Rebels shoot down Syrian helicopter as fighting intensifies
BEIRUT • Rebels shot down a Syrian military helicopter in northern Syria on Tuesday, killing its crew members in a fiery crash, while the government kept up its relentless bombing campaign on the opposition-held region, with an airstrike in which seven civilians died, activists and news reports said.
The violence in Idlib province came as government troops moved closer to capturing the last rebel-controlled section of a strategic highway linking southern and northern Syria, which would bring the road under the full control of President Bashar Assad’s forces for the first time since 2012.
With support from Russia and Iran, Syrian troops have been on the offensive for weeks in Idlib and parts of nearby Aleppo provinces, unleashing a humanitarian crisis with 700,000 people fleeing their homes and surging north toward the Turkish border.
Nearly a quarter of the 3 million people in Idlib and nearby areas have fled. Terrified families piled onto trucks and other vehicles, clogging muddy rural roads in yet another harrowing exodus in the conflict, now in its ninth year.
Hundreds of civilians have died in the latest fighting, according to the United Nations.

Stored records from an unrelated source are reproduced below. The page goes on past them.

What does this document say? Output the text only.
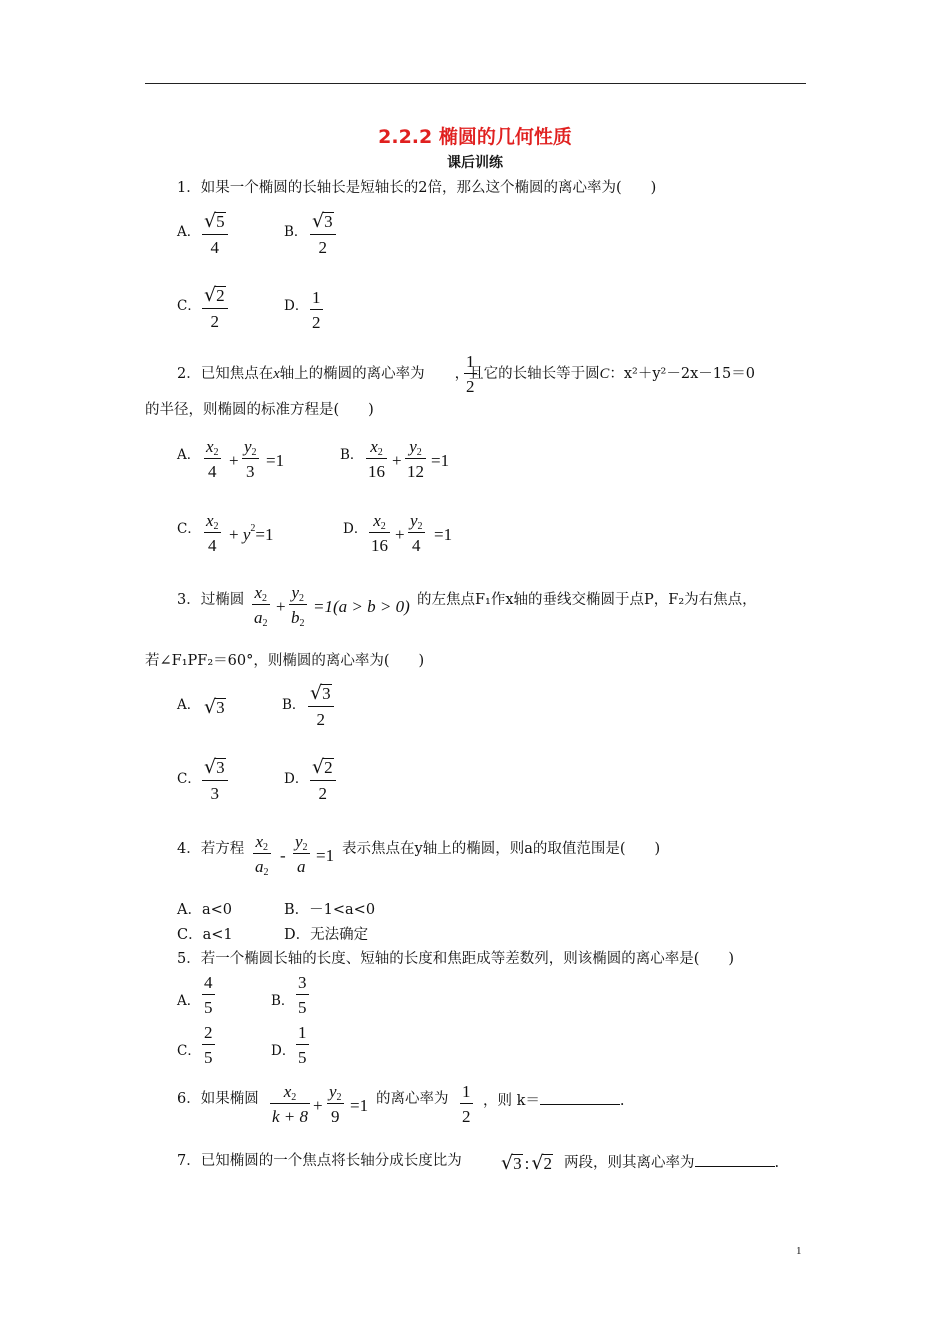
2.2.2 椭圆的几何性质
课后训练
1．如果一个椭圆的长轴长是短轴长的2倍，那么这个椭圆的离心率为(　　)
A． √ 5
4
B． √ 3
2
C． √ 2
2
D． 1
2
2．已知焦点在x轴上的椭圆的离心率为 ，且它的长轴长等于圆C：x²＋y²－2x－15＝0
1
2
的半径，则椭圆的标准方程是(　　)
A． $x^2$
4
+
$y^2$
3
=1	B． $x^2$
16
+
$y^2$
12
=1
C． $x^2$
4
+ $y^2=1$	D． $x^2$
16
+
$y^2$
4
=1
3．过椭圆 $x^2$
$a^2$
+
$y^2$
$b^2$
=1(a > b > 0) 的左焦点F₁作x轴的垂线交椭圆于点P，F₂为右焦点，
若∠F₁PF₂＝60°，则椭圆的离心率为(　　)
A． √ 3	B．
√ 3
2
C．
√ 3
3
D．
√ 2
2
4．若方程 $x^2$
$a^2$
-
$y^2$
a
=1 表示焦点在y轴上的椭圆，则a的取值范围是(　　)
A．a<0	B．－1<a<0
C．a<1	D．无法确定
5．若一个椭圆长轴的长度、短轴的长度和焦距成等差数列，则该椭圆的离心率是(　　)
A．
4
5	B．
3
5
C．
2
5	D．
1
5
6．如果椭圆 $x^2$
k + 8
+
$y^2$
9
=1 的离心率为 1
2
，则 k＝	.
7．已知椭圆的一个焦点将长轴分成长度比为 √ 3 : √ 2 两段，则其离心率为	.
1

The Syrian helicopter gunship was shot down by insurgents amid fighting near the village of Nairab as rebels, backed by Turkish artillery, tried to retake it after losing it last week, according to opposition activists.
The Associated Press video showed the helicopter spiraling from the sky and breaking up as fire poured from its fuselage, just before it crashed.
Two bodies could be seen on the ground.
A Syrian government helicopter is shot down Tuesday by a missile in Idlib province, Syria.